Sopa fría

256 22 13
                                    

Sopa fría

Había una vaca muerta al lado del camino. Completamente deshilachada y sin tórax. Lo único que brindaba el indicio de que se trataba, efectivamente, de una vaca, era esa lengua titánica y violácea que sobresalía por un extremo de la boca mutilada. Una lengua tan impresionante, resignándose por el resto de su vida bobalicona a comer pasto. 

Bhükha se dio cuenta al instante: esa vaca no había encontrado la muerte por un mero asunto de inanición. Su carne estaba allí, toda allí, en ese lío de lianas de piel y mechones de grasa desperdigados entre los huesos rallados y partidos. Semejante mutilación había sido obra de un hereje insensato, y era algo que Bhükha –quizá por el inusitado respeto que les había cogido a esas bestias después de convivir tantos siglos entre los indios– no iba a tolerar bajo ningún concepto.

Allí, viendo esa carnicería, supo que en el Norte la gente era mucho más cruel que en ninguna otra latitud del mundo.

x

El ferrocarril contaba con una maquinaria impecable, y Bhükha sentía que estaba en otro mundo. Se encontraba maravillado, rodeado de semejante evolución industrial, y aun así, enfermo. Seres tan banales como para no ser más que carne y hueso eran capaces de crear. De hacer avances tales que serían estudiados por las generaciones futuras como el inicio de un ciclo que revolucionaría la humanidad. Seres de vísceras, que en apenas unas seis décadas de estancia en el universo, tenían la capacidad de hacer cosas que perduraran. 

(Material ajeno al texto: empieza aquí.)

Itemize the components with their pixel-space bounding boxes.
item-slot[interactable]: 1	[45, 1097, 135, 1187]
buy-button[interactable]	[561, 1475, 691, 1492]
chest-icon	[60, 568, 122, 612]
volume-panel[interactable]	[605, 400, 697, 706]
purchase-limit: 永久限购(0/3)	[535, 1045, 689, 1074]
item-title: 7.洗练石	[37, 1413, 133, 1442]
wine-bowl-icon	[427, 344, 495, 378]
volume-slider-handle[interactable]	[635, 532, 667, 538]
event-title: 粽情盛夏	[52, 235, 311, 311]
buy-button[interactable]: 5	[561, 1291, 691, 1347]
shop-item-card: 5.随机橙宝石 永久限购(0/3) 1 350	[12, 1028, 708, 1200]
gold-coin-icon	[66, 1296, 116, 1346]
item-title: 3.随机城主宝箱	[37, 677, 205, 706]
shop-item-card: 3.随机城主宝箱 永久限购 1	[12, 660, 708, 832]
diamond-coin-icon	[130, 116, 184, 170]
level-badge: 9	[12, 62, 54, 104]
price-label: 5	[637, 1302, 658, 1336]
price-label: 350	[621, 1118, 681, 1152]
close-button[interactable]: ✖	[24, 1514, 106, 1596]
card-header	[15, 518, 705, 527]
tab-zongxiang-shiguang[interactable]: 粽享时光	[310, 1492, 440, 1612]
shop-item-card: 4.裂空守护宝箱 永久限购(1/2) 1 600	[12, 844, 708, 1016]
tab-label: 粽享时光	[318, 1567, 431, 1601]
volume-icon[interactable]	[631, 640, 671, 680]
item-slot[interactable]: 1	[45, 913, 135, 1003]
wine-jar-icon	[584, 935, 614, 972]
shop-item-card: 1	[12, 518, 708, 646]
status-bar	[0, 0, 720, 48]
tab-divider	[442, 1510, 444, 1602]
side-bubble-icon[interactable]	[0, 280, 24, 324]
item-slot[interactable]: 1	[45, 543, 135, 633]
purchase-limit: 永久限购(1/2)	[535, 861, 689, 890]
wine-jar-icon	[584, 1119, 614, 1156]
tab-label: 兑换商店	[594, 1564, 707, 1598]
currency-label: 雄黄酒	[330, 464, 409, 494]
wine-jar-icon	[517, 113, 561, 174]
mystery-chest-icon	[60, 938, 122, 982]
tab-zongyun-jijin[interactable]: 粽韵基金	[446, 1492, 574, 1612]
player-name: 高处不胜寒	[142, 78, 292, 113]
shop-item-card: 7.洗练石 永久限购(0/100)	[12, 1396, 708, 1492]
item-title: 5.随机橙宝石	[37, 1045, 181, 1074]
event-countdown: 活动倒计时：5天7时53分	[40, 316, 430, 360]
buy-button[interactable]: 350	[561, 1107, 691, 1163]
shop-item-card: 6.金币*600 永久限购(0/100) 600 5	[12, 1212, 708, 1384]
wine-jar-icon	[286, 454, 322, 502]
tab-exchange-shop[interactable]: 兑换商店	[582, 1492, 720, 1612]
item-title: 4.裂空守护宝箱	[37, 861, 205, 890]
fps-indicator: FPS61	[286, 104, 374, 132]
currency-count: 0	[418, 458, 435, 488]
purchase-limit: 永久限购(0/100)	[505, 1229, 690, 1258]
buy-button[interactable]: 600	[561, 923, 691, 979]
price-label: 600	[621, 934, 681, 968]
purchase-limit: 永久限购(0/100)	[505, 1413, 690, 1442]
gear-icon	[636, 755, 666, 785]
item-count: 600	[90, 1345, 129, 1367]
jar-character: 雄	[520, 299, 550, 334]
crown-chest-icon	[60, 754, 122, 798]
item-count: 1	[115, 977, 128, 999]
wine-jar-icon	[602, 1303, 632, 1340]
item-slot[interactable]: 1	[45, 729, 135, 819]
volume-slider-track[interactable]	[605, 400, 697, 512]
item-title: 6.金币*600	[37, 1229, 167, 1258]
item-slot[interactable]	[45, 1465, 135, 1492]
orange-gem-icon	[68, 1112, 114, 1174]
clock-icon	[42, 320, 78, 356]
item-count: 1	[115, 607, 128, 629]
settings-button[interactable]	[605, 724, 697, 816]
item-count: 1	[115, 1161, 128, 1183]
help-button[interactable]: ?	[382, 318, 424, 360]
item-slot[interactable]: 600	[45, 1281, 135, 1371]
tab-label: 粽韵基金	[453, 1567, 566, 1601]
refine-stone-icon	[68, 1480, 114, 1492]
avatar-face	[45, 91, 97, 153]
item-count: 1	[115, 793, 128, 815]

Bhükha no podía crear nada. El hambre no se creaba. Constantemente se transformaba y transportaba entre el Círculo de vida. No se destruía, tampoco. Bhükha era el celador de una prisión vacía, y que aun así debía vigilar por el resto de su existencia.

Un niño lo estaba viendo. 

No mirando, sino viendo, como si supiera quien era. Como si no se tragara el rollo de ese cuerpo humano y temporal. Bhükha no se mosqueó. Aquellos ojos eran inquietantes, sí, pero él sabía que su aspecto era perfectamente aceptable: había adoptado el cuerpo de un honorable arqueólogo que buscaba quién sabe qué en la base del Himalaya. Era un poco desgarbado y tenía una nariz respingada, pero llevaba puesta una piel tan blanca como la leche, y eso le había bastado para tomar la decisión; hacía ya cincuenta años que conservaba ese aspecto inamovible, y no albergaba grandes reproches.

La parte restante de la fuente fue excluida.